Yaklaşık 11 bin bitki çeşidini barındıran Türkiye’de, bu çeşitlilikten istenen ölçüde yararlanılamadığını vurgulayan Yeşilada, şöyle konuştu:
“Gözümüz daima öteki ülkelerin eserlerinde. Örneğin yapılan reklamlarda anavatanı Tibet olan Goji Berry’nin kuvvetli antioksidan tesire sahip olduğu yayılmaya çalışılıyor halbuki yaptığımız çalışma Trabzon hurmasının çok daha yüksek antioksidan bedele sahip olduğunu bize gösterdi. Trabzon hurmasının Türkiye’de bedeli bilinmiyor fakat Japonya’da lokum haline getirilerek yüksek oranda kullanılıyor. Son derece sağlıklı bir eser olduğunu söyleyebileceğimiz Trabzon hurması kendi değerimizdir. Gözümüzü öteki ülkelerin eserlerine dikeceğimize kendi varlıklı kıymetlerimize sahip çıkmalıyız.”

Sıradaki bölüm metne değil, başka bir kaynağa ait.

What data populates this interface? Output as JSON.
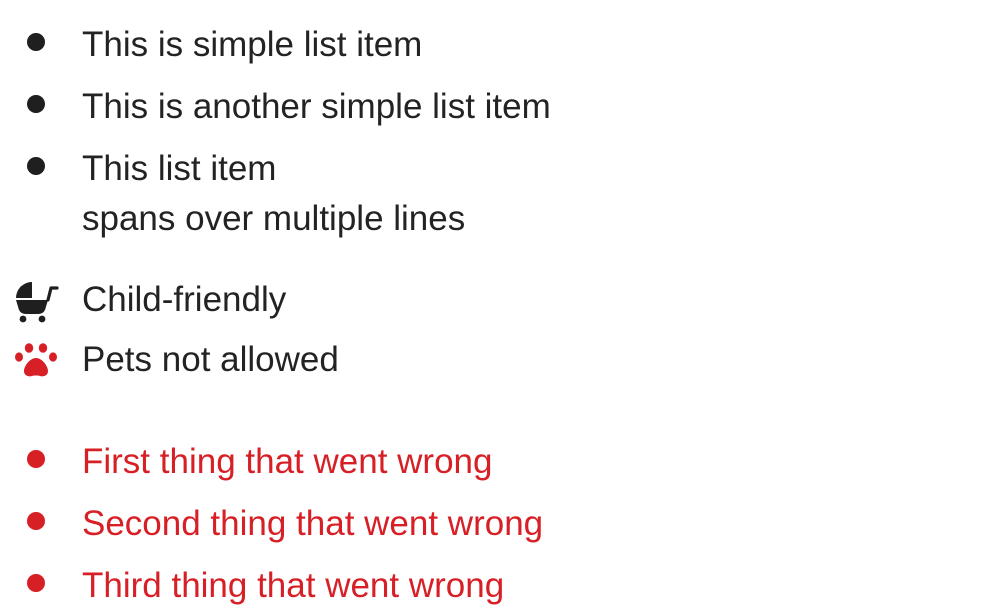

“Araştırdık ve hiçbirinin kekik olmadığını gördük”
Erdem Yeşilada, üniversite olarak yürüttükleri saha çalışmalarına da değindi.

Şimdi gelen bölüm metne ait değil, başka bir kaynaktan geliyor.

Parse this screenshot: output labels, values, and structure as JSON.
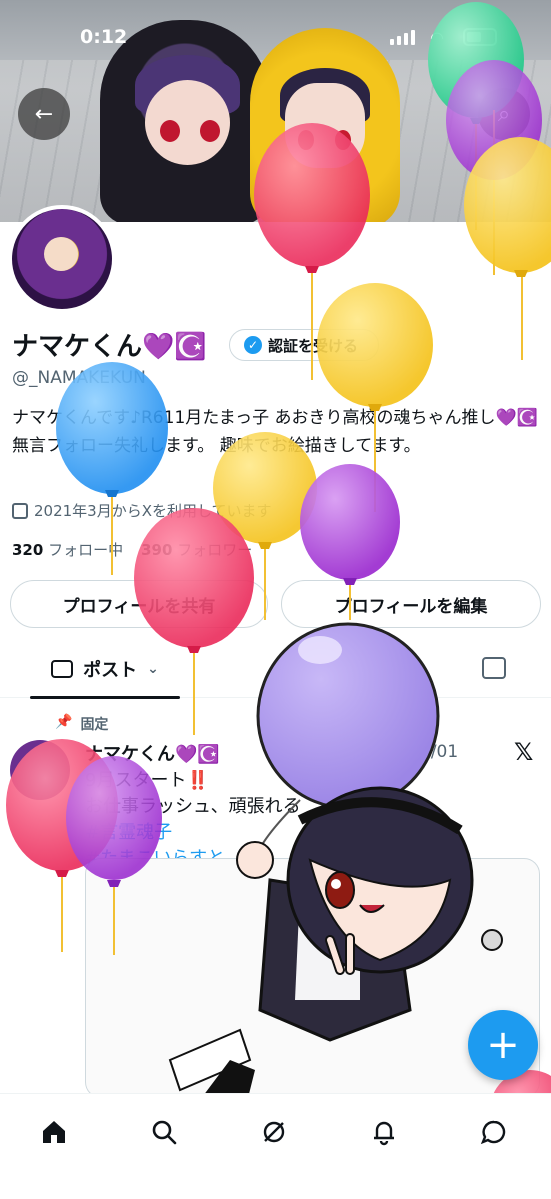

Çalışmada, aktarlarda satılan kekiğin hiçbir pahasının olmadığını gördüklerini belirten Yeşilada, şöyle devam etti:
“Bir proje çalışması kapsamında piyasadaki kekiğin kalitesini araştırdık ve hiçbirinin kekik olmadığını gördük. Eserin farmakope kalitesi gerekiyor. Ama baktığımızda bitki o lakin içerisinde uçucu yağ, yani o kokuyu veren husus yok. Farmakopede en az yüzde 2,5 uçucu yağ taşıması gereken kekiğin aktarlarda satılanlarında yüzde 0,5 oranında uçucu yağ çıktı. Bu bizi çok şaşırttı. Uçucu yağ para ettiği için buhar distilasyonu ile bu uçucu yağ alınmış. Bitkinin uçucu yağı, öbür pazarlarda satışa sunulurken geriye kalan cesetler bize kekik diye satılıyor. İçerisindeki uçucu yağ gittiği için mikroplara karşı tesirli husus de kaybolmuş oluyor. Münasebetiyle bitkide tekrar mikrop ürüyor ve o mikroorganizmaların bize ziyanı dokunuyor. Birtakım kekik tiplerine ise yüzde 80 oranında zeytin yaprağı katıyorlar. Vatandaşın yapacağı bir şey yok. Burada devlet devreye girecek ve tahlil sonucu onay alamayan eserlerin satışını yasaklayacak.”
Papatyadaki tehlike
Halk ortasında 40-50 çeşit bitkinin papatya olarak bilindiğini, fakat bunların içerisinde tesirli unsur bulunmadığını anlatan Yeşilada, papatya olarak bilinen bitkinin kimi çeşitlerinde pirolizidin alkaloit denilen bir unsurun olduğunun ve bu unsurun karaciğeri olumsuz tarafta etkilediğinin altını çizdi.
ABD’de bir bebekte bu nedenle vefat kaydının bulunduğuna da dikkati çeken Yeşilada, “Bizde de garanti bu vefatlar mevcuttur fakat beşerler bu nedenle olduğunu zannetmiyordur. Hıfzıssıhhanın zehir müracaat merkezi kayıtlarında çok sayıda papatya zehirlenmesi var. Kullanılan kalitesiz eserin ziyanlarını görmemiz mümkündür. Münasebetiyle piyasadaki kekik ve papatya bitkileri üzerinde yaptığımız çalışmada ne kekiğin kekik ne de papatyanın gerçek papatya olduğunu gördük.” diye konuştu.